Saturday, March 31, 2007

Dig

Yesterday the excavator was here all day, and all day I was trying to get some work done but could not--my lawn pulled wide open, the workman calling me back again and again to look at this, to look at that, telling me what he was going to do next, what he guessed would be the right fix. It was mesmerizing, this whole underground system of dry wells and pipe pathways and those mysterious subterranean workings of my house laid bare for me to examine. The rocks and the roots. A little while ago I looked out and saw a grackle locked in a frantic tug-of-war with one of those roots that had surfaced and not been buried again at the end of the day. Whatever was pulling from within the Earth won; the grackle flew off, I would almost say flew off looking dismayed.

There is under my lawn a stacked stone holding tank that someone had constructed decades ago. The excavator pulled away a couple of feet of dirt to show it to me, how it rested there like the unguessed-at doorway to a temple or a tomb. How did he find it? Maybe he's a dowser, and that's what led him to this line of work in the first place.
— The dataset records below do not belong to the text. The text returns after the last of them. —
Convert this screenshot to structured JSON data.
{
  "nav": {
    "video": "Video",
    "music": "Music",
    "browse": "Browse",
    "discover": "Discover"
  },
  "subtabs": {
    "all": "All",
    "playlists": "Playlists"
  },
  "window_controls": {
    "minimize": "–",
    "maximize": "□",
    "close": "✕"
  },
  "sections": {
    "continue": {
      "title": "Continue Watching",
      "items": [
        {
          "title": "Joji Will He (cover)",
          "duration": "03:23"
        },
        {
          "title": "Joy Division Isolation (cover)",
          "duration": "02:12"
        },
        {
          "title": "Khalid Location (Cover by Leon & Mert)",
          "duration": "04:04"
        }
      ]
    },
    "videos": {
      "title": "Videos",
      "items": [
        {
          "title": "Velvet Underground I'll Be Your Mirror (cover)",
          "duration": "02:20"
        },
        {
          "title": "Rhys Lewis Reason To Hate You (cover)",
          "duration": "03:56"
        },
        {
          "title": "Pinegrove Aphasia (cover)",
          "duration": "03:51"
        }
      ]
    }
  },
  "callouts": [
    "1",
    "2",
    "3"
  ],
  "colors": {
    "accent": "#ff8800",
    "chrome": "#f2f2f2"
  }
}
I had most of the day to contemplate this concealed world--the utility men had also been out earlier in the week, and so other parts of my yard were marked with little flags like ley lines, yellow ones tracing where the gas pipes traveled, blue ones marking the water. So much that is right there, and so perfectly hidden from us. Because we see imperfectly? It occurs to me that this is not so different from the shamanic world its practitioners have described to me, a parallel and invisible place that runs right alongside ours, like a harmony being sung at a slightly higher remove along the treble clef. This gives me the basis for my own theory of the music of the spheres: the whole subterranean system of the world is the bass clef, those higher concerns of the spiritual world are the grace notes and dog-pitch octave trills way at the top of the page and me, well, I'm sort of tootling along in the neighborhood of middle C, a few steps up, a few steps down, trying to make any sort of music with my limited range and these plodding, quarter-note feet.

1 comment:

Lisa said...

Glad to see you're finding more time to write in your blog! I never tire of reading (and re-reading) your beautifully crafted thoughts.